Iesvs Nazarenvs Rex Ivdaeorvm was written over the cross. We know it as Jesus of Nazareth, The King of the Jews, and we know that it means so much more than a monarch of a single people. What fascinated me, was the use of the word Rex, an especially Roman word.
Before there were emperors in Rome, there were kings, known by the title Rex. Yes it’s Latin for king, but it’s a title specifically identified with Rome. To me, it reflects the very poignant fact that, before Rome was, before God walked in flesh, He spoke worlds into existence, and He continues long after Rome is just a memory.

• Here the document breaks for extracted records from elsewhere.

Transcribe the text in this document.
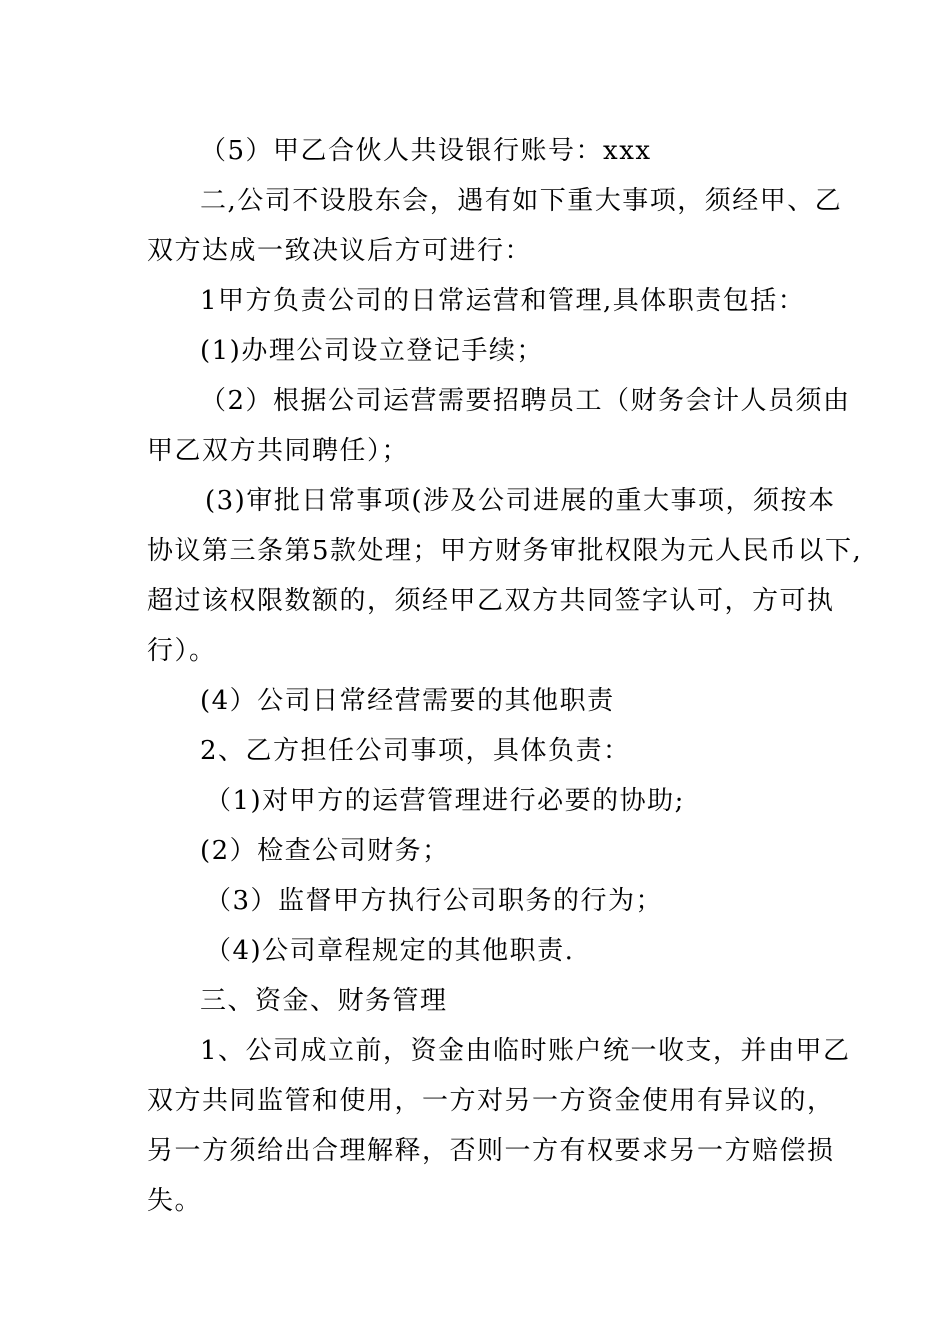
（5）甲乙合伙人共设银行账号：xxx
二,公司不设股东会，遇有如下重大事项，须经甲、乙
双方达成一致决议后方可进行：
1甲方负责公司的日常运营和管理,具体职责包括：
(1)办理公司设立登记手续；
（2）根据公司运营需要招聘员工（财务会计人员须由
甲乙双方共同聘任）；
(3)审批日常事项(涉及公司进展的重大事项，须按本
协议第三条第5款处理；甲方财务审批权限为元人民币以下,
超过该权限数额的，须经甲乙双方共同签字认可，方可执
行）。
(4）公司日常经营需要的其他职责
2、乙方担任公司事项，具体负责：
（1)对甲方的运营管理进行必要的协助;
(2）检查公司财务；
（3）监督甲方执行公司职务的行为；
（4)公司章程规定的其他职责.
三、资金、财务管理
1、公司成立前，资金由临时账户统一收支，并由甲乙
双方共同监管和使用，一方对另一方资金使用有异议的，
另一方须给出合理解释，否则一方有权要求另一方赔偿损
失。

The I Am, who said He would walk in flesh to die for me, also said He would get back up in three days, and He did just that. We rejoice at the cross, not that He suffered, but that even in His grief, He was in control. Only Christ could turn a place of heartache and agony, into a command center.
For if you read the words from the cross, the soldiers react when He speaks, the people are astonished at the events of the weather, because of His death. Nature itself shakes in grief, because her King, Her Rex Eternal, had paid a miraculous price for man’s salvation, and it was finished, but He wasn’t!
Just as the cross recognized who was on it in its title, written in Hebrew, Greek, and Latin. We know Him as the King of Kings, and The Lord of Lords, Savior to every race, nation, and culture. We rejoice today, because we also know something the Romans learned over 2,000 years ago.
The Champion ripped asunder the transgressions of mankind, the thing that separated God from His creation, and eliminated every barrier to eternity. The last one being death itself, for even it bowed it’s knee to the King Of Eternity, The Lord Jesus!